3: Foot and Mouth Crisis (1956 + 2001)
Brookfield Farm has been the focus of two foot-and-mouth storylines in the drama’s 65 years on the airwaves. In 1956 the farm, then run by Dan Archer, tragically suffered from a foot-and-mouth outbreak in which over 170 cows, sheep and pigs were slaughtered. Not wishing to suffer the same fate as his grandfather, David Archer sealed off Brookfield Farm for six weeks against the national foot-and-mouth outbreak in 2001. Although the farm escaped infection the writers made it very clear to Archers’ listeners that the financial costs to David and Ruth Archer were damagingly high, reflecting the real-life economic impact of the 2001 foot-and-mouth crisis for UK farmers. However, it was noticed that Borchester seemed to be the only county in the UK that wasn’t affected by the foot-and-mouth outbreak in 1967!
4: Brian Aldridge’s Lovechild (2002)
Following his various flings with Ambridge ladies it was no surprise when lothario businessman Brian Aldridge had an affair with the doctor’s wife, Siobhan Hathaway. But he didn’t expect her to give birth to his child – a much-wanted son, Ruairi, in November 2002. For months Archers’ listeners waited for Brian to finally confess his adultery and lovechild to his wife of 27 years, Jennifer. But that wasn’t the end of the saga, as things became even more complicated when Siobhan died of cancer in 2007 – her dying wish was that Brian would take care of their son. Cue another awkward conversation between Brian and his long-suffering wife Jennifer. After understandably exploding with rage she magnanimously agreed to care for Brian’s illegitimate and motherless son.

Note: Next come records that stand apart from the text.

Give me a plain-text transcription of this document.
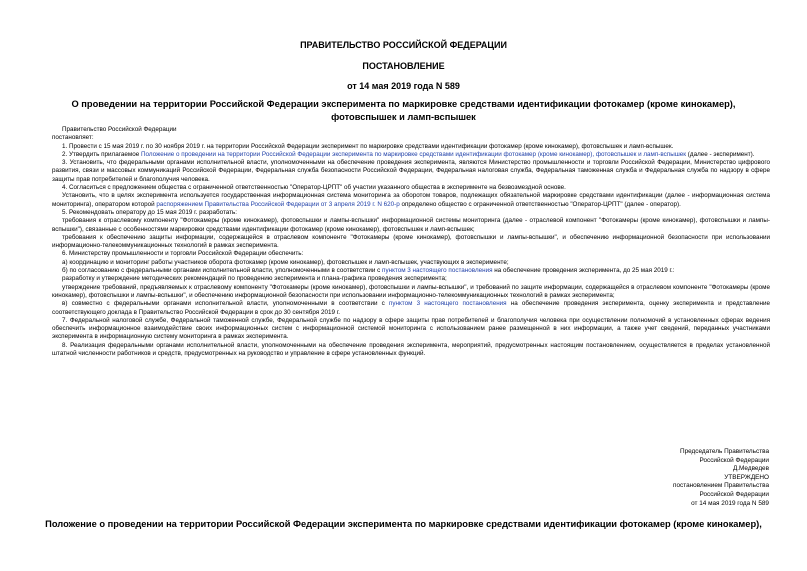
ПРАВИТЕЛЬСТВО РОССИЙСКОЙ ФЕДЕРАЦИИ
ПОСТАНОВЛЕНИЕ
от 14 мая 2019 года N 589
О проведении на территории Российской Федерации эксперимента по маркировке средствами идентификации фотокамер (кроме кинокамер), фотовспышек и ламп-вспышек

Правительство Российской Федерации

постановляет:

1. Провести с 15 мая 2019 г. по 30 ноября 2019 г. на территории Российской Федерации эксперимент по маркировке средствами идентификации фотокамер (кроме кинокамер), фотовспышек и ламп-вспышек.

2. Утвердить прилагаемое Положение о проведении на территории Российской Федерации эксперимента по маркировке средствами идентификации фотокамер (кроме кинокамер), фотовспышек и ламп-вспышек (далее - эксперимент).

3. Установить, что федеральными органами исполнительной власти, уполномоченными на обеспечение проведения эксперимента, являются Министерство промышленности и торговли Российской Федерации, Министерство цифрового развития, связи и массовых коммуникаций Российской Федерации, Федеральная служба безопасности Российской Федерации, Федеральная налоговая служба, Федеральная таможенная служба и Федеральная служба по надзору в сфере защиты прав потребителей и благополучия человека.

4. Согласиться с предложением общества с ограниченной ответственностью "Оператор-ЦРПТ" об участии указанного общества в эксперименте на безвозмездной основе.

Установить, что в целях эксперимента используется государственная информационная система мониторинга за оборотом товаров, подлежащих обязательной маркировке средствами идентификации (далее - информационная система мониторинга), оператором которой распоряжением Правительства Российской Федерации от 3 апреля 2019 г. N 620-р определено общество с ограниченной ответственностью "Оператор-ЦРПТ" (далее - оператор).

5. Рекомендовать оператору до 15 мая 2019 г. разработать:

требования к отраслевому компоненту "Фотокамеры (кроме кинокамер), фотовспышки и лампы-вспышки" информационной системы мониторинга (далее - отраслевой компонент "Фотокамеры (кроме кинокамер), фотовспышки и лампы-вспышки"), связанные с особенностями маркировки средствами идентификации фотокамер (кроме кинокамер), фотовспышек и ламп-вспышек;

требования к обеспечению защиты информации, содержащейся в отраслевом компоненте "Фотокамеры (кроме кинокамер), фотовспышки и лампы-вспышки", и обеспечению информационной безопасности при использовании информационно-телекоммуникационных технологий в рамках эксперимента.

6. Министерству промышленности и торговли Российской Федерации обеспечить:

а) координацию и мониторинг работы участников оборота фотокамер (кроме кинокамер), фотовспышек и ламп-вспышек, участвующих в эксперименте;

б) по согласованию с федеральными органами исполнительной власти, уполномоченными в соответствии с пунктом 3 настоящего постановления на обеспечение проведения эксперимента, до 25 мая 2019 г.:

разработку и утверждение методических рекомендаций по проведению эксперимента и плана-графика проведения эксперимента;

утверждение требований, предъявляемых к отраслевому компоненту "Фотокамеры (кроме кинокамер), фотовспышки и лампы-вспышки", и требований по защите информации, содержащейся в отраслевом компоненте "Фотокамеры (кроме кинокамер), фотовспышки и лампы-вспышки", и обеспечению информационной безопасности при использовании информационно-телекоммуникационных технологий в рамках эксперимента;

в) совместно с федеральными органами исполнительной власти, уполномоченными в соответствии с пунктом 3 настоящего постановления на обеспечение проведения эксперимента, оценку эксперимента и представление соответствующего доклада в Правительство Российской Федерации в срок до 30 сентября 2019 г.

7. Федеральной налоговой службе, Федеральной таможенной службе, Федеральной службе по надзору в сфере защиты прав потребителей и благополучия человека при осуществлении полномочий в установленных сферах ведения обеспечить информационное взаимодействие своих информационных систем с информационной системой мониторинга с использованием ранее размещенной в них информации, а также учет сведений, переданных участниками эксперимента в информационную систему мониторинга в рамках эксперимента.

8. Реализация федеральными органами исполнительной власти, уполномоченными на обеспечение проведения эксперимента, мероприятий, предусмотренных настоящим постановлением, осуществляется в пределах установленной штатной численности работников и средств, предусмотренных на руководство и управление в сфере установленных функций.

Председатель Правительства
Российской Федерации
Д.Медведев
УТВЕРЖДЕНО
постановлением Правительства
Российской Федерации
от 14 мая 2019 года N 589
Положение о проведении на территории Российской Федерации эксперимента по маркировке средствами идентификации фотокамер (кроме кинокамер),
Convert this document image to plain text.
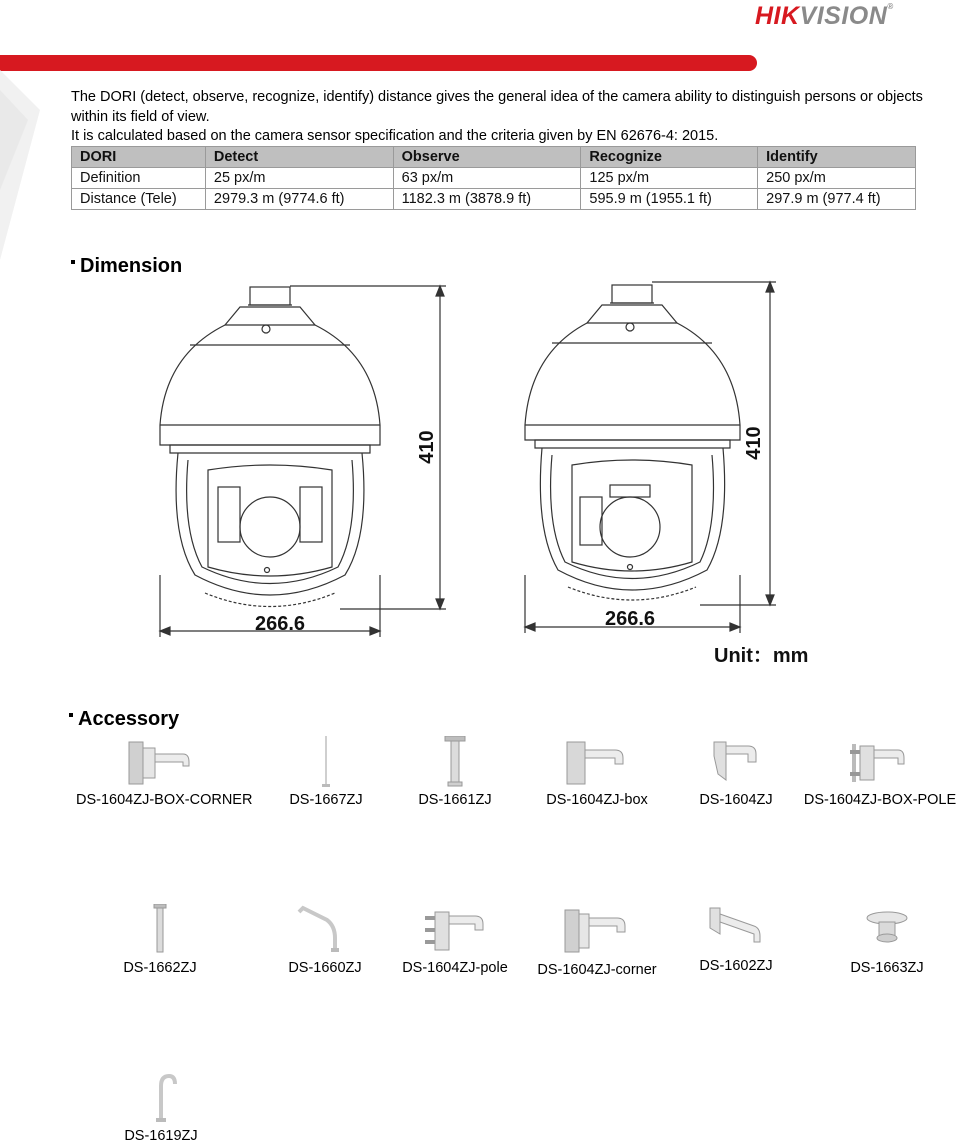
HIKVISION®
The DORI (detect, observe, recognize, identify) distance gives the general idea of the camera ability to distinguish persons or objects within its field of view.
It is calculated based on the camera sensor specification and the criteria given by EN 62676-4: 2015.
DORI	Detect	Observe	Recognize	Identify
Definition	25 px/m	63 px/m	125 px/m	250 px/m
Distance (Tele)	2979.3 m (9774.6 ft)	1182.3 m (3878.9 ft)	595.9 m (1955.1 ft)	297.9 m (977.4 ft)
Dimension
410
266.6
410
266.6
Unit：mm
Accessory
DS-1604ZJ-BOX-CORNER	DS-1667ZJ	DS-1661ZJ	DS-1604ZJ-box	DS-1604ZJ	DS-1604ZJ-BOX-POLE
DS-1662ZJ	DS-1660ZJ	DS-1604ZJ-pole	DS-1604ZJ-corner	DS-1602ZJ	DS-1663ZJ
DS-1619ZJ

5: Jack Woolley’s Dementia (2003-14)
Over eight years listeners heard the subtle decline of local businessman Jack Woolley as he slowly succumbed to dementia. It started with confusion over a party invitation back in 2003 and, once the signs of memory loss became more obvious (forgetting names, confusion over whether his beloved dog, Captain, was dead or alive, and not letting his wife, Peggy, into the house due to not recognising her), he was admitted into a home in 2009. Unbeknown to some listeners shortly after Jack Woolley was diagnosed with Alzheimer's in The Archers, the actor who played the character for 31 years, Arnold Peters, found out he was suffering from the same condition. Arnold Peters died on 11 May 2013 following his final appearance in The Archers in July 2011. Jack Woolley died on 2 January 2014.